Na de uitvoering van de luchtkwaliteitsbeoordeling is een nieuwe versie van CARII, versie 10.0 verschenen, waarin de in maart 2011 gepubliceerde gegevens inzake grootschalige achtergrondconcentraties en emissiefactoren zijn verwerkt. Tevens is per 1 juli 2011 het verkeersmodel geactualiseerd en is een nieuwe versie van het verkeersmodel, versie VRU 2.0 UTR 2.2 verschenen. In het verkeersmodel VRU 2.0 UTR 2.2 zijn voor de jaren 2015 en 2020 de actuele inzichten inzake de planning van de ruimtelijke en infrastructurele ontwikkelingen verwerkt.
Als gevolg van de stagnerende ontwikkeling in Papendorp zijn in het nieuwe verkeersmodel VRU 2.0 UTR 2.2 in de jaren 2015 en 2020 minder arbeidsplaatsen opgenomen dat in het verkeersmodel VRU 2.0 UTR 2.1 voor de jaren 2015 en 2020. Het betreft respectievelijk 4.231 en 2.900 arbeidsplaatsen minder in de jaren 2015 en 2020. In vergelijking met het in februari 2011 uitgevoerde luchtonderzoek (op basis van VRU 2.0 UTR 2.1) leidt dit voor het jaar 2015 op alle onderzochte wegen tot lagere intensiteiten.

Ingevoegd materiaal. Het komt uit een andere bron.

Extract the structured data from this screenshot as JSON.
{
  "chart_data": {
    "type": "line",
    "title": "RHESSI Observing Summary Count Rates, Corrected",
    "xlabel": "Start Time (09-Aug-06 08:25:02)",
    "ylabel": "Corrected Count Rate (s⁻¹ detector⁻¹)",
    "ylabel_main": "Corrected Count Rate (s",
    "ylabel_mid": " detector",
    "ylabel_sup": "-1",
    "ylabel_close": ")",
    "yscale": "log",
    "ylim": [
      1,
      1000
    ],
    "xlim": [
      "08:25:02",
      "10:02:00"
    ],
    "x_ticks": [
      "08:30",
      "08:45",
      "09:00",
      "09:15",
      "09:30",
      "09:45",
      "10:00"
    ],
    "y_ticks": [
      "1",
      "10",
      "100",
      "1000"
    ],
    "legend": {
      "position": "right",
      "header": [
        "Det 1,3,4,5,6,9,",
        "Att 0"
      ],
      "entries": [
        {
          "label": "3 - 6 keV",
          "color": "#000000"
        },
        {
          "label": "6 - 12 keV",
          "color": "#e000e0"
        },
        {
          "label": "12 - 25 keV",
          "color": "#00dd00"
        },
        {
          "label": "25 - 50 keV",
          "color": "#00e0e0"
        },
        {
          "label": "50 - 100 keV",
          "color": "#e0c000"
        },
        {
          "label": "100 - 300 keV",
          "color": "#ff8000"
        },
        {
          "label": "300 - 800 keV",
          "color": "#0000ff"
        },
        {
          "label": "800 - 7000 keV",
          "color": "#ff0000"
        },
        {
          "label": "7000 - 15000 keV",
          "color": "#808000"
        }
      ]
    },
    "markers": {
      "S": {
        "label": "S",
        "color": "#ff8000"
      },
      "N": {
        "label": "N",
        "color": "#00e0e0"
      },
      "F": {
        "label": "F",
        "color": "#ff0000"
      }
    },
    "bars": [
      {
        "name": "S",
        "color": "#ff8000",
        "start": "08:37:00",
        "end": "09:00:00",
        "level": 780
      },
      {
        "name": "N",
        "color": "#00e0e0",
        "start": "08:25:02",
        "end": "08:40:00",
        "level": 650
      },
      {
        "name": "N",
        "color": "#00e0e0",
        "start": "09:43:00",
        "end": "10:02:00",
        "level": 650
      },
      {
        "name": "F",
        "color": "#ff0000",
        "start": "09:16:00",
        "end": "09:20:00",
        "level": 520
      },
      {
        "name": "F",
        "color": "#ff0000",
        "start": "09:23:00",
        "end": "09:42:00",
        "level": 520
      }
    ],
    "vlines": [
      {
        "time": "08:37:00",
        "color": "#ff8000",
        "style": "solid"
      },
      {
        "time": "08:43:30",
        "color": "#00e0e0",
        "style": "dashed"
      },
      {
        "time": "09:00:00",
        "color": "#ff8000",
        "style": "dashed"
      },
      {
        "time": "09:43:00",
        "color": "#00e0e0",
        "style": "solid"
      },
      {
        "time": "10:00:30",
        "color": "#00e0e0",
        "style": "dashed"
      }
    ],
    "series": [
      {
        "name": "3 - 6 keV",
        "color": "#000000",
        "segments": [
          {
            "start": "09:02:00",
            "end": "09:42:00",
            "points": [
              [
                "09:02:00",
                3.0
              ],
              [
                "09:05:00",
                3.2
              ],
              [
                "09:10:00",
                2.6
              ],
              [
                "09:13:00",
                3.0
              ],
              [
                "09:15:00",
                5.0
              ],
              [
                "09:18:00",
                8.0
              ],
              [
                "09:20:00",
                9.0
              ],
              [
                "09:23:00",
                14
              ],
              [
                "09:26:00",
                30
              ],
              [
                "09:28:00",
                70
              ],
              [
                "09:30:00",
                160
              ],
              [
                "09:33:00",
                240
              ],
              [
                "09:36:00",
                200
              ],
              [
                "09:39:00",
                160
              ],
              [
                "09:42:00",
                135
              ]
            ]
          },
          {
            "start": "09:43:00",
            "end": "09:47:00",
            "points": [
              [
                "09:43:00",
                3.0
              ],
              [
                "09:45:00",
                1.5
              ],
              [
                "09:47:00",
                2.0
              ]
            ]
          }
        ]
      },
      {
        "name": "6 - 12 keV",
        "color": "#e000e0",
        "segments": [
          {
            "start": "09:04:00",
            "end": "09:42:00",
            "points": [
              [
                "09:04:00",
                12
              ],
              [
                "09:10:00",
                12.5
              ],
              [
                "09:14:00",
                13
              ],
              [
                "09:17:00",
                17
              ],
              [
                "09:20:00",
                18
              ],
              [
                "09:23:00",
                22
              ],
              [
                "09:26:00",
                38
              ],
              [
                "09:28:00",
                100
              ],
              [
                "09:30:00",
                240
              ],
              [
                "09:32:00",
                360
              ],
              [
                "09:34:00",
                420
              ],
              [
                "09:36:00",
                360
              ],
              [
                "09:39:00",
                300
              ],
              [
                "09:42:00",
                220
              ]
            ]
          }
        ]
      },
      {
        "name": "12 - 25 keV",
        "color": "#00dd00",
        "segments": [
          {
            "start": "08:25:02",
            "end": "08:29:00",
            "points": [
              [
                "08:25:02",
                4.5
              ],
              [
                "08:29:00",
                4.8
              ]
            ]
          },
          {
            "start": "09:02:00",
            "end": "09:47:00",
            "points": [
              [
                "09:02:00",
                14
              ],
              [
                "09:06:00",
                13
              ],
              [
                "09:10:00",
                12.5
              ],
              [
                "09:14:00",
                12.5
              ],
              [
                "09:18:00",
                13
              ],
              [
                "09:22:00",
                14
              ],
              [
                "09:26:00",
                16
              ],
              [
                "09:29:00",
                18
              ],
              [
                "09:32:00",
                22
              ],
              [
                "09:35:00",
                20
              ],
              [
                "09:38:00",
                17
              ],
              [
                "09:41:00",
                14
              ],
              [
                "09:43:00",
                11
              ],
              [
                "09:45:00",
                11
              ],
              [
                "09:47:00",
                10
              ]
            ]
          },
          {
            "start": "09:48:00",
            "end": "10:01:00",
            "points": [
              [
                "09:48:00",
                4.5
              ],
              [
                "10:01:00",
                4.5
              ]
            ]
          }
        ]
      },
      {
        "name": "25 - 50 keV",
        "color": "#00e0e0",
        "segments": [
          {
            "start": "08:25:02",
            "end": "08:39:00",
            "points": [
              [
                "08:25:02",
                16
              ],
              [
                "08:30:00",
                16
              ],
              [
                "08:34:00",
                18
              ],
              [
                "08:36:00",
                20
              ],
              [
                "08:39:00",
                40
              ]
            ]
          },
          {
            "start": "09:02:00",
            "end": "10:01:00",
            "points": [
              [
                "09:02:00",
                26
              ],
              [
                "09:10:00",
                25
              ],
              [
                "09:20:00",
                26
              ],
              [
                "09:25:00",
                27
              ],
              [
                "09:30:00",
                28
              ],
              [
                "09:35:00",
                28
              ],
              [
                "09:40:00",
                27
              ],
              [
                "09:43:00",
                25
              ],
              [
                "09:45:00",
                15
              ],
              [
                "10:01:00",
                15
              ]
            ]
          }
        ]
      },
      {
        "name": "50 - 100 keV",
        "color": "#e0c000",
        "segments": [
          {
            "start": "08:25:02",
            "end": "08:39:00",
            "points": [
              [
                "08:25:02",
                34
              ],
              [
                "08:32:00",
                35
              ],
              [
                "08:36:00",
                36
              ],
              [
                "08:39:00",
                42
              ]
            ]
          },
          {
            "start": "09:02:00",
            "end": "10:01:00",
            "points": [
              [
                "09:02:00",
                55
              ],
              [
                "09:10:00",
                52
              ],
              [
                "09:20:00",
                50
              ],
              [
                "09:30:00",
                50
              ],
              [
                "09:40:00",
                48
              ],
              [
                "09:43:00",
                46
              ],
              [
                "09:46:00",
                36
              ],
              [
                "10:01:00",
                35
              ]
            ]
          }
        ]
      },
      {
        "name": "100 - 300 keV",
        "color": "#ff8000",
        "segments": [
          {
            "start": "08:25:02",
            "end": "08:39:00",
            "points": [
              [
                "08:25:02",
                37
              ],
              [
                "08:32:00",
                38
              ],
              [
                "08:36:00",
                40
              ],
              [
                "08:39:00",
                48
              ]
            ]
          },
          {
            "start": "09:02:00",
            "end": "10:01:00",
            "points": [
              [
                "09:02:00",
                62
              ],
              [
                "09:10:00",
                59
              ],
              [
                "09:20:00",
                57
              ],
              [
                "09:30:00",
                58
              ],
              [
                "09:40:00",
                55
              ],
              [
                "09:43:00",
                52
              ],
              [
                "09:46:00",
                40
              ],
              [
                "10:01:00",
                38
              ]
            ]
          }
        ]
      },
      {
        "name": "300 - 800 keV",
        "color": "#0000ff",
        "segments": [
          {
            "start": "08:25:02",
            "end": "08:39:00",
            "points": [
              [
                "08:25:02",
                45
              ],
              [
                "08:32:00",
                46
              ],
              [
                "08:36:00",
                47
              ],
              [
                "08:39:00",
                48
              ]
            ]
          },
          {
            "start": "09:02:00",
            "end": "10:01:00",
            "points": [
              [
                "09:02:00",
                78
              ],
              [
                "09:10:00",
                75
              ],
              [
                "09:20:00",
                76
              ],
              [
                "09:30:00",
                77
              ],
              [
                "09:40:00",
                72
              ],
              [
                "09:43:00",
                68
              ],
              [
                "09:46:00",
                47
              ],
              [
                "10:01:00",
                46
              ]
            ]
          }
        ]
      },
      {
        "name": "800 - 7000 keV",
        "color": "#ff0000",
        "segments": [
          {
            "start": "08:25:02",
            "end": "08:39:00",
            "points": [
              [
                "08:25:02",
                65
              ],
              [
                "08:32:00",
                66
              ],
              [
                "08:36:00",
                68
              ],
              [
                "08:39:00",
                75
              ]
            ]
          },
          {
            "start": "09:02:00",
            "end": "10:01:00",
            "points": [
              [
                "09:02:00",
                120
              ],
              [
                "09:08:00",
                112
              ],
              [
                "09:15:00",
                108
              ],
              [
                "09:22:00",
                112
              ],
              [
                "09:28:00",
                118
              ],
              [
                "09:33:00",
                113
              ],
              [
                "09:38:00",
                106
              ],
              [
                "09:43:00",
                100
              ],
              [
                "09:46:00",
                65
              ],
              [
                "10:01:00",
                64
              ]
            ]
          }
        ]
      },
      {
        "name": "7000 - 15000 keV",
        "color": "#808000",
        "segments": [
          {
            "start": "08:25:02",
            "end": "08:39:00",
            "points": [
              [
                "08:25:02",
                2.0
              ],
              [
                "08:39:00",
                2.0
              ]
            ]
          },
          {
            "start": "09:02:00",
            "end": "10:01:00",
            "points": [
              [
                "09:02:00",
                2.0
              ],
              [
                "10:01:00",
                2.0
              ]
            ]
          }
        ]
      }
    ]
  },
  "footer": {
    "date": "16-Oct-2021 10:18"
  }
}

Dit geldt ook voor het jaar 2020 met uitzondering van de Mercatorlaan, waar op een gedeelte de intensiteit gering toeneemt.
In CARII, versie 10.0 zijn voor de jaren 2015 en 2020 lagere achtergrondconcentraties opgenomen dan in CARII, versie 9.0. Ook de 2011-emissiefactoren voor de jaren 2015 en 2020 zijn licht gedaald t.o.v. de 2010-emissiefactoren voor de jaren 2015 en 2020.
Op basis van de lagere verkeersintensiteiten, de lagere achtergrondconcentraties en de lagere emissiefactoren voor de jaren 2015 en 2020 kan worden geconcludeerd dat nieuwe luchtberekeningen tot dezelfde conclusie zouden leiden als de luchtberekeningen d.d. februari 2011. Er worden in het plangebied géén grenswaarden uit de Wet milieubeheer overschreden.
Primair kan worden geconcludeerd dat voldaan wordt aan artikel 5.16 Wet milieubeheer lid 1onder d: de voorgenomen ontwikkeling past binnen en is genoemd in het NSL. Secundair kan worden geconcludeerd dat voldaan wordt aan artikel 5.16 Wet milieubeheer lid 1 onder a: de bevoegdheden/ontwikkelingen leiden niet tot een overschrijding van de grenswaarden.
Uit het oogpunt van luchtkwaliteit zijn dan ook geen beperkingen voor de vaststelling en uitvoering van dit bestemmingsplan.